Zwei Nachrichten aus der vergangenen Woche, die ein Menetekel sind: Betten-Wührmann verlässt nach 135 Jahren seinen Standort am Bremer Brill und zieht in einen Laden außerhalb der Innenstadt. Wührmann und der Brill – das ist eine Einheit, beides wurde immer zusammen gedacht. In Zukunft nicht mehr.
Kaum war dieser Schlag verdaut, kam der nächste: Grashoff hört auf. In diesem Fall geht eine 149-jährige Tradition zu Ende. Kein Bistro mehr mit erlesener Küche und angeschlossenem Delikatessengeschäft. Grashoff ist eine Institution, ein beliebter Treffpunkt mitten in Bremen. Nicht ganz zu vergleichen mit dem gleichaltrigen Borchardt in Berlin, wo sich die Schönen, Reichen und Wichtigen ausstellen und nebenher das legendäre Wiener Schnitzel verzehren. Ein bisschen hat Grashoff davon aber auch. Vorbei. Nur die Marke und seine Produkte bleiben erhalten. 21 Mitarbeiterinnen und Mitarbeiter in Bistro, Feinkostladen und Catering suchen eine neue Arbeit.
Die City verliert an Qualität
Läden schließen, andere machen auf. Die Welt im Wandel, alles ganz normal. So könnte man das sehen und zur Tagesordnung übergehen. Das würde aber verkennen, wie sehr der Weggang von Wührmann und Grashoff einen Trend untermauert: Die Bremer Innenstadt verliert dramatisch an Qualität.

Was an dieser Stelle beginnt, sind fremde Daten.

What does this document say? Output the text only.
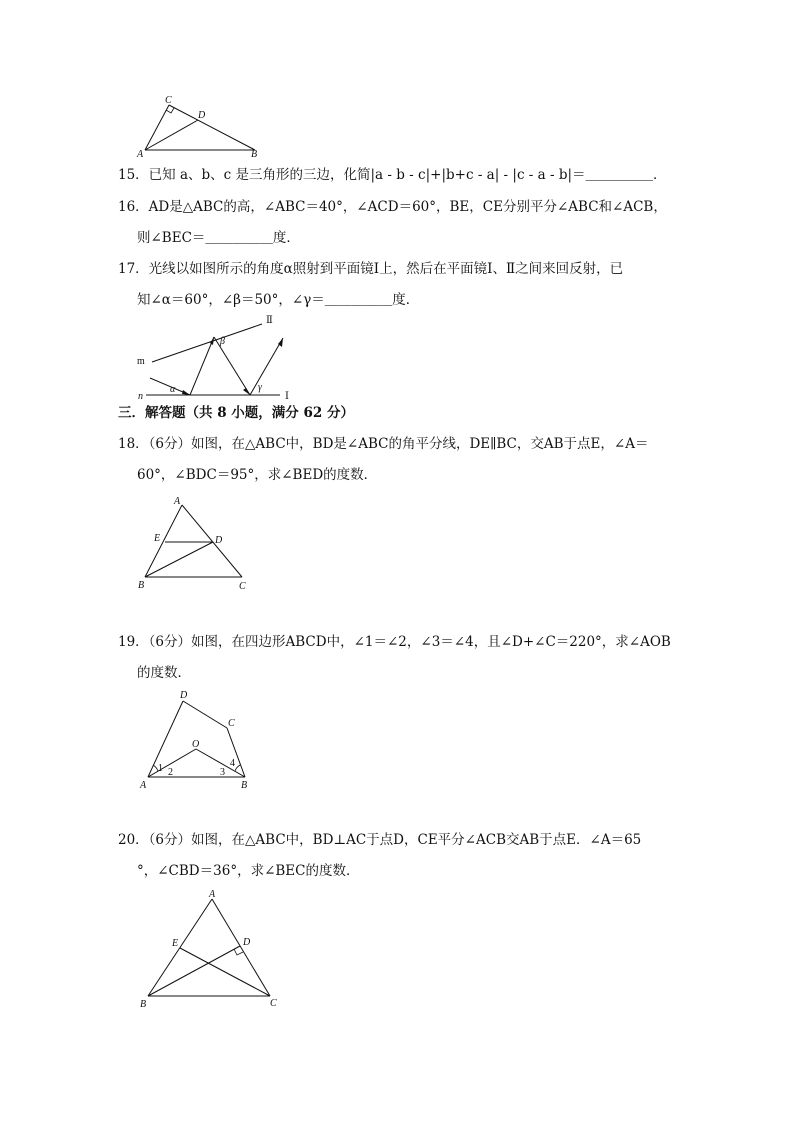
C
D
A	B
15．已知 a、b、c 是三角形的三边，化简|a - b - c|+|b+c - a| - |c - a - b|＝＿＿＿＿＿．
16．AD是△ABC的高，∠ABC＝40°，∠ACD＝60°，BE，CE分别平分∠ABC和∠ACB，
则∠BEC＝＿＿＿＿＿度．
17．光线以如图所示的角度α照射到平面镜Ⅰ上，然后在平面镜Ⅰ、Ⅱ之间来回反射，已
知∠α＝60°，∠β＝50°，∠γ＝＿＿＿＿＿度．
Ⅱ
m
n	Ⅰ
α
β
γ
三．解答题（共 8 小题，满分 62 分）
18．（6分）如图，在△ABC中，BD是∠ABC的角平分线，DE∥BC，交AB于点E，∠A＝
60°，∠BDC＝95°，求∠BED的度数．
A
E	D
B	C
19．（6分）如图，在四边形ABCD中，∠1＝∠2，∠3＝∠4，且∠D+∠C＝220°，求∠AOB
的度数．
D
C
O
A	B
1 2	3
4
20．（6分）如图，在△ABC中，BD⊥AC于点D，CE平分∠ACB交AB于点E．∠A＝65
°，∠CBD＝36°，求∠BEC的度数．
A
E	D
B	C
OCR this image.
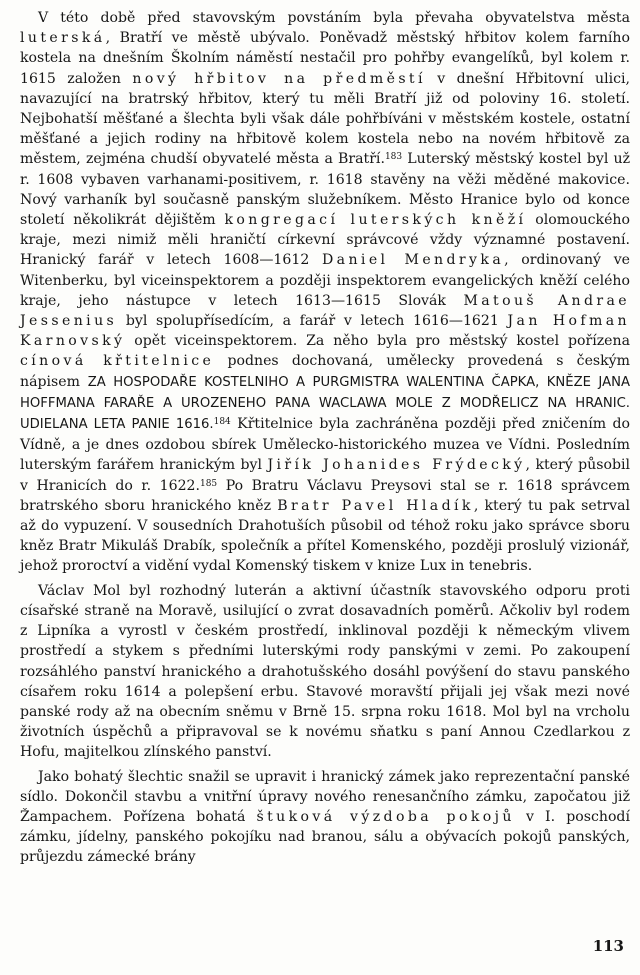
V této době před stavovským povstáním byla převaha obyvatelstva města luterská, Bratří ve městě ubývalo. Poněvadž městský hřbitov kolem farního kostela na dnešním Školním náměstí nestačil pro pohřby evangelíků, byl kolem r. 1615 založen nový hřbitov na předměstí v dnešní Hřbitovní ulici, navazující na bratrský hřbitov, který tu měli Bratří již od poloviny 16. století. Nejbohatší měšťané a šlechta byli však dále pohřbíváni v městském kostele, ostatní měšťané a jejich rodiny na hřbitově kolem kostela nebo na novém hřbitově za městem, zejména chudší obyvatelé města a Bratří.$^{183}$ Luterský městský kostel byl už r. 1608 vybaven varhanami-positivem, r. 1618 stavěny na věži měděné makovice. Nový varhaník byl současně panským služebníkem. Město Hranice bylo od konce století několikrát dějištěm kongregací luterských kněží olomouckého kraje, mezi nimiž měli hraničtí církevní správcové vždy významné postavení. Hranický farář v letech 1608—1612 Daniel Mendryka, ordinovaný ve Witenberku, byl viceinspektorem a později inspektorem evangelických kněží celého kraje, jeho nástupce v letech 1613—1615 Slovák Matouš Andrae Jessenius byl spolupřísedícím, a farář v letech 1616—1621 Jan Hofman Karnovský opět viceinspektorem. Za něho byla pro městský kostel pořízena cínová křtitelnice podnes dochovaná, umělecky provedená s českým nápisem ZA HOSPODAŘE KOSTELNIHO A PURGMISTRA WALENTINA ČAPKA, KNĚZE JANA HOFFMANA FARAŘE A UROZENEHO PANA WACLAWA MOLE Z MODŘELICZ NA HRANIC. UDIELANA LETA PANIE 1616.$^{184}$ Křtitelnice byla zachráněna později před zničením do Vídně, a je dnes ozdobou sbírek Umělecko-historického muzea ve Vídni. Posledním luterským farářem hranickým byl Jiřík Johanides Frýdecký, který působil v Hranicích do r. 1622.$^{185}$ Po Bratru Václavu Preysovi stal se r. 1618 správcem bratrského sboru hranického kněz Bratr Pavel Hladík, který tu pak setrval až do vypuzení. V sousedních Drahotuších působil od téhož roku jako správce sboru kněz Bratr Mikuláš Drabík, společník a přítel Komenského, později proslulý vizionář, jehož proroctví a vidění vydal Komenský tiskem v knize Lux in tenebris.

Václav Mol byl rozhodný luterán a aktivní účastník stavovského odporu proti císařské straně na Moravě, usilující o zvrat dosavadních poměrů. Ačkoliv byl rodem z Lipníka a vyrostl v českém prostředí, inklinoval později k německým vlivem prostředí a stykem s předními luterskými rody panskými v zemi. Po zakoupení rozsáhlého panství hranického a drahotušského dosáhl povýšení do stavu panského císařem roku 1614 a polepšení erbu. Stavové moravští přijali jej však mezi nové panské rody až na obecním sněmu v Brně 15. srpna roku 1618. Mol byl na vrcholu životních úspěchů a připravoval se k novému sňatku s paní Annou Czedlarkou z Hofu, majitelkou zlínského panství.

Jako bohatý šlechtic snažil se upravit i hranický zámek jako reprezentační panské sídlo. Dokončil stavbu a vnitřní úpravy nového renesančního zámku, započatou již Žampachem. Pořízena bohatá štuková výzdoba pokojů v I. poschodí zámku, jídelny, panského pokojíku nad branou, sálu a obývacích pokojů panských, průjezdu zámecké brány

113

Es gibt mannigfach Beispiele, dass inhabergeführte Fachgeschäfte aufgeben und austauschbare Läden anonymer Ketten nachrücken, oft Telefonshops und Drogerien. Davon betroffen sind auch ehemalige 1-A-Lagen wie die Sögestraße. Dort wird auf der Ecke zur Lloydpassage gerade ein großes Gebäude umgebaut. Der Eigentümer nimmt viel Geld in die Hand und will damit welches verdienen. Wo vorher von Roland-Kleidung hochwertige Ware verkauft wurde, zieht nun die Drogeriekette dm ein. Noch einer dieser Märkte, von denen es in der Innenstadt schon viele gibt. Sie machen viel Profit, auch während der Corona-Krise. Solche Mieter garantieren bei langfristigen Verträgen einen ordentlichen Zins. Und wer will es den Immobilienbesitzern verdenken, dass sie diese Chance nutzen? Im Sinne Bremens ist das aber nicht.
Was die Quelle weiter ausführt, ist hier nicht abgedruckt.